Nevertheless, there are some limitations in our study. First, we did not take consecutive measurements to assess the cumulative effect of more than 24 h but focused on the adverse effect of PM2.5 on lung function within 1 day. Second, the sample size was relatively small, however, it made realizable to measure PM2.5 exposure at the individual level. Besides, the sample size in present study was sufficient to assess the relationship between PM2.5 exposure and lung function estimated by SAS (PROC POWER) program. Lastly, this study was conducted in Zhuhai, a coastal city of China, and multicenter studies with the same framework are needed in the future.

Conclusions

In summary, our study findings support the hypothesis of the short-term adverse effects of PM2.5 exposure on lung function and significantly decreased expiratory flow indices (including PEF, MMF, FEF50%, and FEF75%) started from 2-h moving average exposure and lasted for 24 h.
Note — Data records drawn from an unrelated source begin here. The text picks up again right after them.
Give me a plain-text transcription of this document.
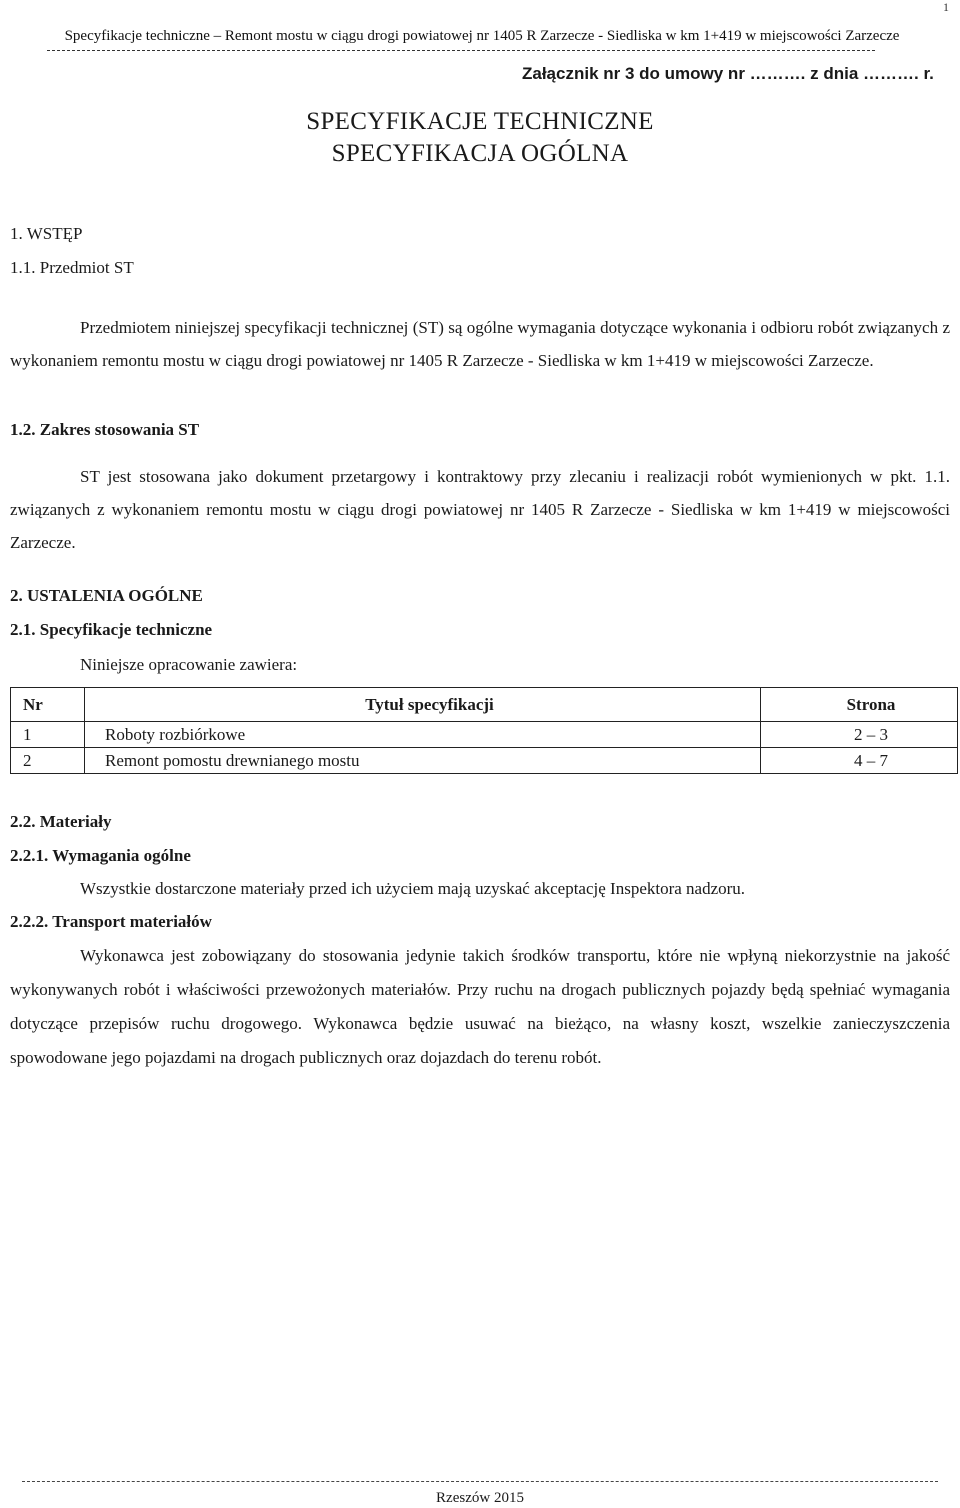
1
Specyfikacje techniczne – Remont mostu w ciągu drogi powiatowej nr 1405 R Zarzecze - Siedliska w km 1+419 w miejscowości Zarzecze
Załącznik nr 3 do umowy nr ………. z dnia ………. r.
SPECYFIKACJE TECHNICZNE
SPECYFIKACJA OGÓLNA
1. WSTĘP
1.1. Przedmiot ST
Przedmiotem niniejszej specyfikacji technicznej (ST) są ogólne wymagania dotyczące wykonania i odbioru robót związanych z wykonaniem remontu mostu w ciągu drogi powiatowej nr 1405 R Zarzecze - Siedliska w km 1+419 w miejscowości Zarzecze.
1.2. Zakres stosowania ST
ST jest stosowana jako dokument przetargowy i kontraktowy przy zlecaniu i realizacji robót wymienionych w pkt. 1.1. związanych z wykonaniem remontu mostu w ciągu drogi powiatowej nr 1405 R Zarzecze - Siedliska w km 1+419 w miejscowości Zarzecze.
2. USTALENIA OGÓLNE
2.1. Specyfikacje techniczne
Niniejsze opracowanie zawiera:
Nr	Tytuł specyfikacji	Strona
1	Roboty rozbiórkowe	2 – 3
2	Remont pomostu drewnianego mostu	4 – 7
2.2. Materiały
2.2.1. Wymagania ogólne
Wszystkie dostarczone materiały przed ich użyciem mają uzyskać akceptację Inspektora nadzoru.
2.2.2. Transport materiałów
Wykonawca jest zobowiązany do stosowania jedynie takich środków transportu, które nie wpłyną niekorzystnie na jakość wykonywanych robót i właściwości przewożonych materiałów. Przy ruchu na drogach publicznych pojazdy będą spełniać wymagania dotyczące przepisów ruchu drogowego. Wykonawca będzie usuwać na bieżąco, na własny koszt, wszelkie zanieczyszczenia spowodowane jego pojazdami na drogach publicznych oraz dojazdach do terenu robót.
Rzeszów 2015
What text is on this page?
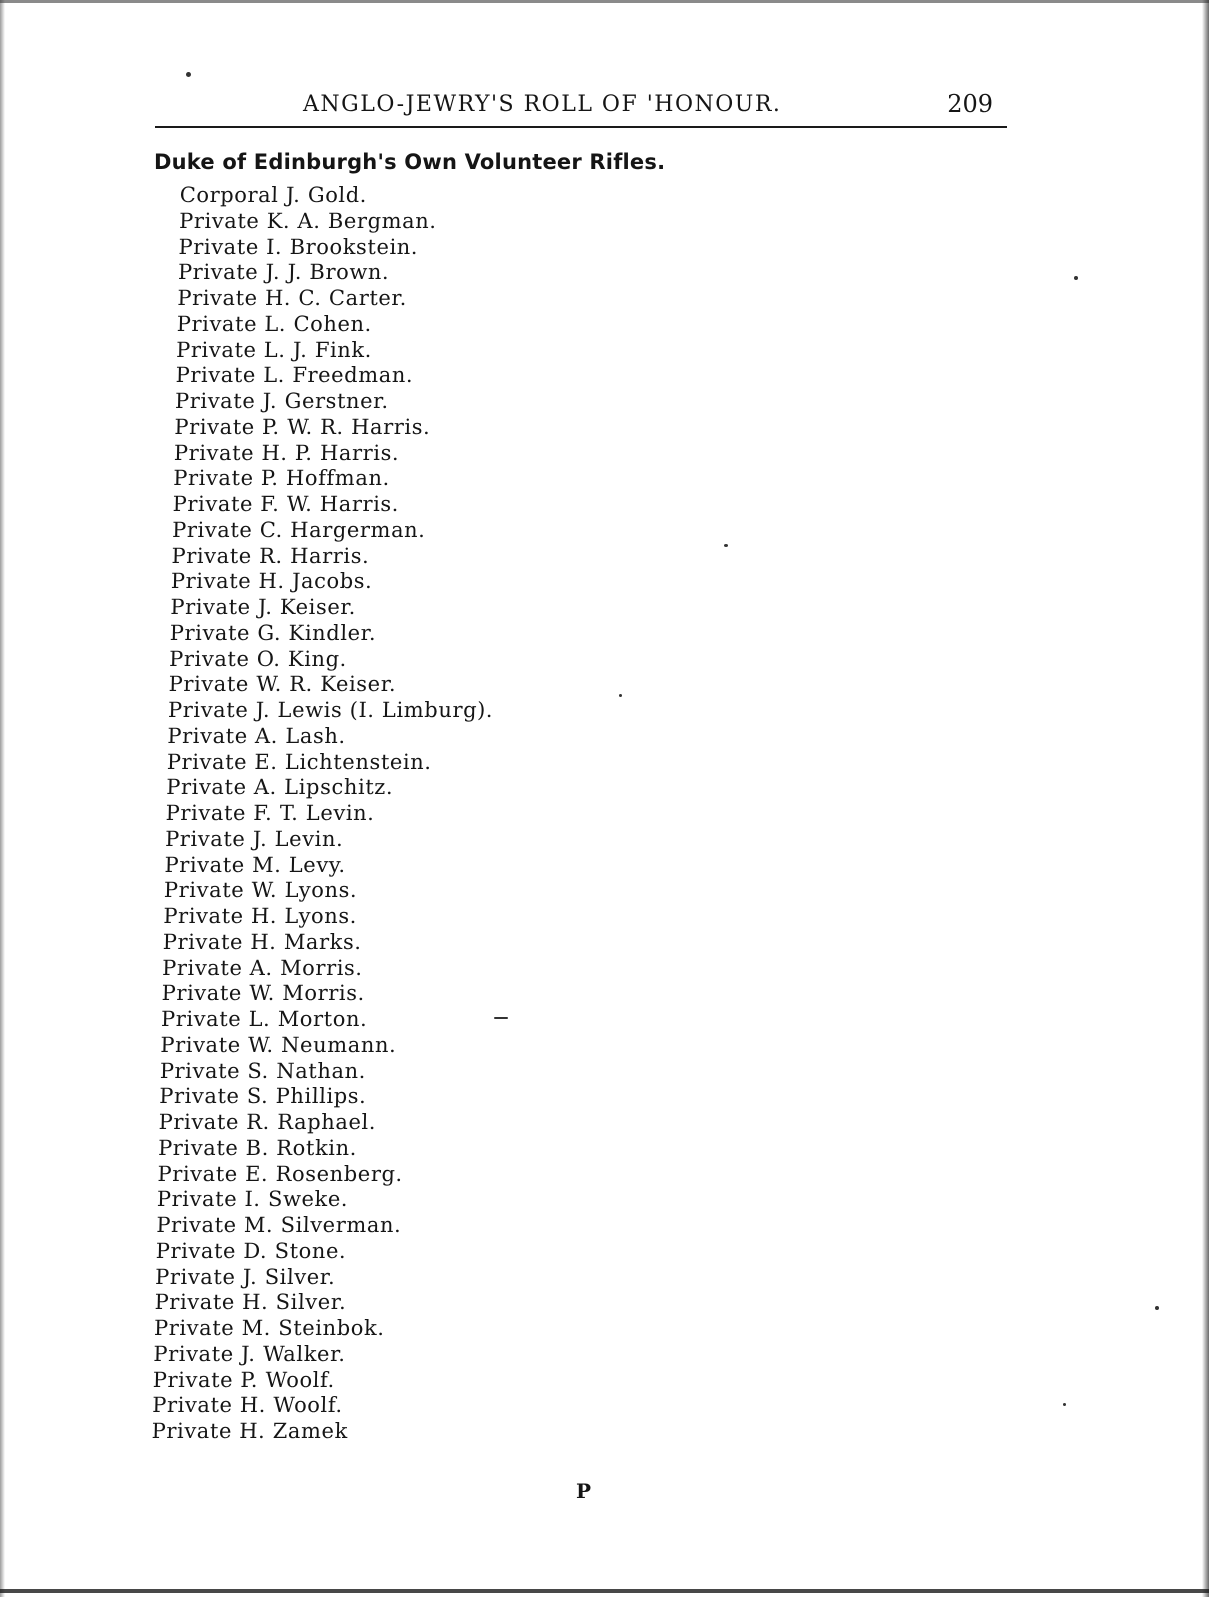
ANGLO-JEWRY'S ROLL OF 'HONOUR.	209
Duke of Edinburgh's Own Volunteer Rifles.
Corporal J. Gold.
Private K. A. Bergman.
Private I. Brookstein.
Private J. J. Brown.
Private H. C. Carter.
Private L. Cohen.
Private L. J. Fink.
Private L. Freedman.
Private J. Gerstner.
Private P. W. R. Harris.
Private H. P. Harris.
Private P. Hoffman.
Private F. W. Harris.
Private C. Hargerman.
Private R. Harris.
Private H. Jacobs.
Private J. Keiser.
Private G. Kindler.
Private O. King.
Private W. R. Keiser.
Private J. Lewis (I. Limburg).
Private A. Lash.
Private E. Lichtenstein.
Private A. Lipschitz.
Private F. T. Levin.
Private J. Levin.
Private M. Levy.
Private W. Lyons.
Private H. Lyons.
Private H. Marks.
Private A. Morris.
Private W. Morris.
Private L. Morton.
Private W. Neumann.
Private S. Nathan.
Private S. Phillips.
Private R. Raphael.
Private B. Rotkin.
Private E. Rosenberg.
Private I. Sweke.
Private M. Silverman.
Private D. Stone.
Private J. Silver.
Private H. Silver.
Private M. Steinbok.
Private J. Walker.
Private P. Woolf.
Private H. Woolf.
Private H. Zamek
P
Moreover, the adverse effects on expiratory flow indices were stronger and longer among participants who were aged over 40 years, males, and smokers. These findings may help to clarify specific exposure-response pattern within 1 day and emphasize the needs to take measures such as using air purification equipment, prohibiting indoor smoking, adopting clean energy (electricity or natural gas) as heating or cooking fuel, and using ventilation facilities in the kitchen to reduce PM2.5 exposure for preventing potential lung impairment.